LONDON (Reuters) - New European Union rules are needed to supervise crowdfunding and protect investors who face significant risks from the evolving sector, the bloc’s markets watchdog said on Thursday.
Crowdfunding, often hosted on online platforms such as Crowdcube, Funding Circle and Kickstarter, allows individuals and small businesses to raise finance from pools of investors who put money into peer-to-peer schemes or securities such as unlisted shares.
But by limiting the type and number of investors in projects, platforms can skirt requirements on businesses to publish a prospectus, meaning investors have little information and face high failure rates. Platforms are also able to avoid holding enough capital to keep themselves solvent, the European Securities and Markets Authority (ESMA) said.
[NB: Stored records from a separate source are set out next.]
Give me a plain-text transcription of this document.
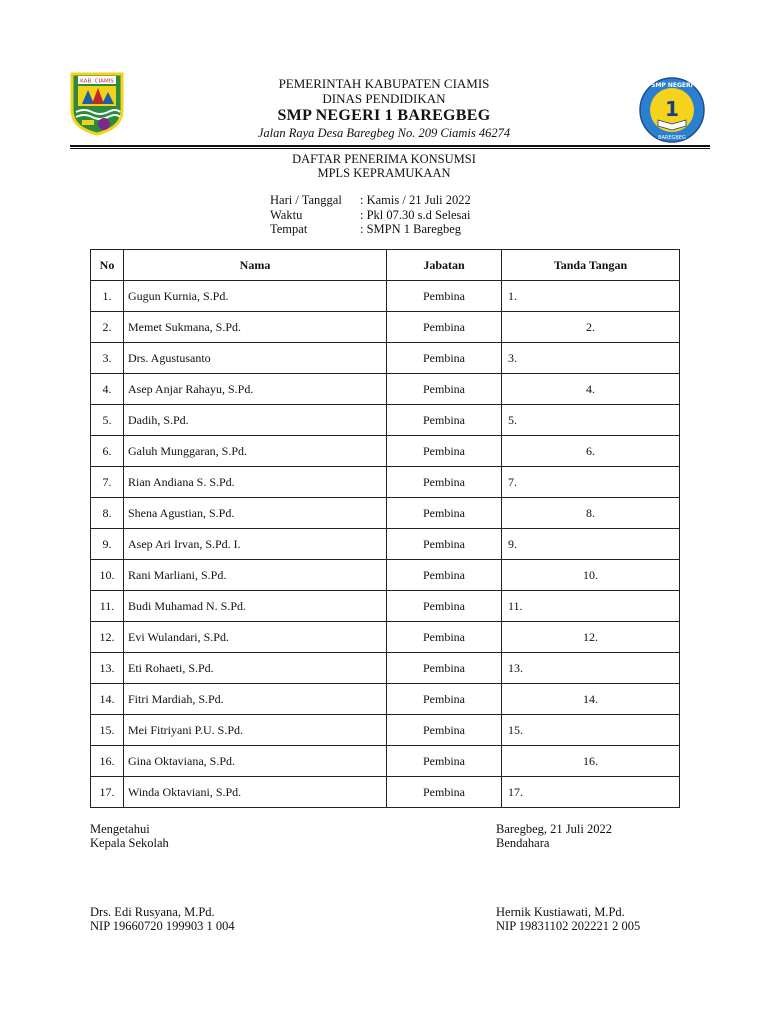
KAB. CIAMIS
SMP NEGERI
1
BAREGBEG
PEMERINTAH KABUPATEN CIAMIS
DINAS PENDIDIKAN
SMP NEGERI 1 BAREGBEG
Jalan Raya Desa Baregbeg No. 209 Ciamis 46274
DAFTAR PENERIMA KONSUMSI
MPLS KEPRAMUKAAN
Hari / Tanggal	: Kamis / 21 Juli 2022
Waktu	: Pkl 07.30 s.d Selesai
Tempat	: SMPN 1 Baregbeg
No	Nama	Jabatan	Tanda Tangan
1.	Gugun Kurnia, S.Pd.	Pembina	1.
2.	Memet Sukmana, S.Pd.	Pembina	2.
3.	Drs. Agustusanto	Pembina	3.
4.	Asep Anjar Rahayu, S.Pd.	Pembina	4.
5.	Dadih, S.Pd.	Pembina	5.
6.	Galuh Munggaran, S.Pd.	Pembina	6.
7.	Rian Andiana S. S.Pd.	Pembina	7.
8.	Shena Agustian, S.Pd.	Pembina	8.
9.	Asep Ari Irvan, S.Pd. I.	Pembina	9.
10.	Rani Marliani, S.Pd.	Pembina	10.
11.	Budi Muhamad N. S.Pd.	Pembina	11.
12.	Evi Wulandari, S.Pd.	Pembina	12.
13.	Eti Rohaeti, S.Pd.	Pembina	13.
14.	Fitri Mardiah, S.Pd.	Pembina	14.
15.	Mei Fitriyani P.U. S.Pd.	Pembina	15.
16.	Gina Oktaviana, S.Pd.	Pembina	16.
17.	Winda Oktaviani, S.Pd.	Pembina	17.
Mengetahui
Kepala Sekolah
Drs. Edi Rusyana, M.Pd.
NIP 19660720 199903 1 004
Baregbeg, 21 Juli 2022
Bendahara
Hernik Kustiawati, M.Pd.
NIP 19831102 202221 2 005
This young industry, which raises a billion euros in alternative financing a year, falls between the cracks of existing regulation, the watchdog said on Thursday.
“ESMA’s aim is to enable crowdfunding to reach its potential as a source of finance, while ensuring that risks to users of crowdfunding platforms are identified and addressed in a proportionate and convergent way across the EU,” ESMA Chairman Steven Maijoor said.
“We believe that there are benefits both for investors as well as for platforms by operating inside rather than outside the regulated space,” Maijoor said.
Coming under EU rules would allow platforms authorized in one member state to operate across the whole bloc and achieve the critical mass of investors they need, ESMA said.
Action by the EU appears likely as one of the bloc’s core aims is to set up a capital markets union to encourage more financing like crowdfunding backed by safeguards for investors, after they were burned by the 2007-09 financial crisis.